Trialeurodes vaporariorum - when young, they appear as
small (1½mm long), scaly creatures on the underside of leaves. These scales
protect them from many insecticides. The more adult whitefly look
like tiny white moths, and they will make short circular flights
when disturbed. They are transparent to opaque and vary in
colour from creamy white through to brown.
Whitefly attacks both outdoor and greenhouse crops
but they are definitely most damaging in the greenhouse.
They are typified by small "clouds" of insects appearing
when plants are touched. They leave a sticky goo on the
leaves which turns black as it is infected with sooty
How to Treat Whitefly
If the whitefly are attacking an outside plant
then it is unlikely to be serious. Keep the plant healthy and it
should shrug off the attack by itself. I you want to treat an
outside plant then spray with soapy water as described below. It
is also effective to use systemic pesticides (see below).

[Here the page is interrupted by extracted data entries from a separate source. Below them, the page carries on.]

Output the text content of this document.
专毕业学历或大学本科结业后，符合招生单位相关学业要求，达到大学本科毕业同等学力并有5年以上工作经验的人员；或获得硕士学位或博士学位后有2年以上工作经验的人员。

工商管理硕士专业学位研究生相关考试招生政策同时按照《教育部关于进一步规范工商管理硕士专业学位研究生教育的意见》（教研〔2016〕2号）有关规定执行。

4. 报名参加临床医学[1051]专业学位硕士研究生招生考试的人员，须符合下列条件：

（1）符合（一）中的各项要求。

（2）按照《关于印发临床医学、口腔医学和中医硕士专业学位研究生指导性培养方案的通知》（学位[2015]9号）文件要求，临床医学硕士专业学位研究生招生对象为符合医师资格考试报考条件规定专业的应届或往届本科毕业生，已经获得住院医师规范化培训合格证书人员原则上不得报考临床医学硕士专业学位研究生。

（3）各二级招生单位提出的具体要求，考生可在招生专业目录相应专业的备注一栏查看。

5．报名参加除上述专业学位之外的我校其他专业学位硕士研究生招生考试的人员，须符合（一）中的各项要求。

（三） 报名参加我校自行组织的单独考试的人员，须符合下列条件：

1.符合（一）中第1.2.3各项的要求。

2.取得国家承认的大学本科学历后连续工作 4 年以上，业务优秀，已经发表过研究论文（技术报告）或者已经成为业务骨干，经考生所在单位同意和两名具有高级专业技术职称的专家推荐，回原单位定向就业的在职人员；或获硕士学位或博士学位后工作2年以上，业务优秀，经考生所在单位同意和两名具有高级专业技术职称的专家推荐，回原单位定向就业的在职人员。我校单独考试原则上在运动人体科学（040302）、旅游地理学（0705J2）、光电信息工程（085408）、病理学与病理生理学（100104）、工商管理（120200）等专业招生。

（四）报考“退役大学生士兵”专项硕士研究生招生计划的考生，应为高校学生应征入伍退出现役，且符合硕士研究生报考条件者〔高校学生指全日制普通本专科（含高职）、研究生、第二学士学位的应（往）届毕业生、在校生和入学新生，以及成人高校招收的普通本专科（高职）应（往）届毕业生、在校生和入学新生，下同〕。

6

If the whitefly are attacking plants in a
greenhouse then it can be serious if left to run its own course.
The best course of action is to act in advance each season.
Expect the whitefly attack from April onwards and act before it
becomes severe. The steps for this are described below as well
as how to control whitefly when the attack is more severe.
Whitefly Greenhouse Control - Act in Advance
Many whitefly are now resistant to pesticides so
the best course of action is biological control combined with
fly-catching sheets. The first stage in the life of whitefly is
as nymphs which attach themselves to the underside of leaves.
Theses nymphs can be biologically controlled by parasitic wasps.
The second stage of the whitefly life is when the nymphs mature
and emerge as flying whitefly. Any that get to this stage can be
controlled by fly-catching sheets.
Whitefly Greenhouse Control - Biological
In late March or early April order online the
parasitic wasp (encarsia formosa). If you Google the Latin name
several suppliers will appear. Our recommended supplier of this
parasitic wasp can be found by clicking here. The wasps will eat the whitefly nymphs.
The wasps work best when they are let loose
before the whitefly population is moderate. Once they have been
introduced, don't spray the tomatoes with pesticides because
that will kill the wasps.
Whitefly Greenhouse Control - Fly-Catching
In mid-April, buy some fly-catching sheets and
hang them near your greenhouse plants. Any nymphs which are
missed by the parasitic wasps above will turn into whitefly.
Most of these should be caught by the fly-catching sheets.
Whitefly Greenhouse Control - Chemical
Many of the chemicals for killing whitefly,
including the most effective ones, are systemic. They work
because the plant absorbs the chemicals and when the whitefly
feed on the leaves, they are poisoned by those chemicals. I'm
not really sure that I would want to eat fruit / produce from a
plant which has absorbed chemicals that kill whitefly! The
biological and fly-catching sheets seem far safer.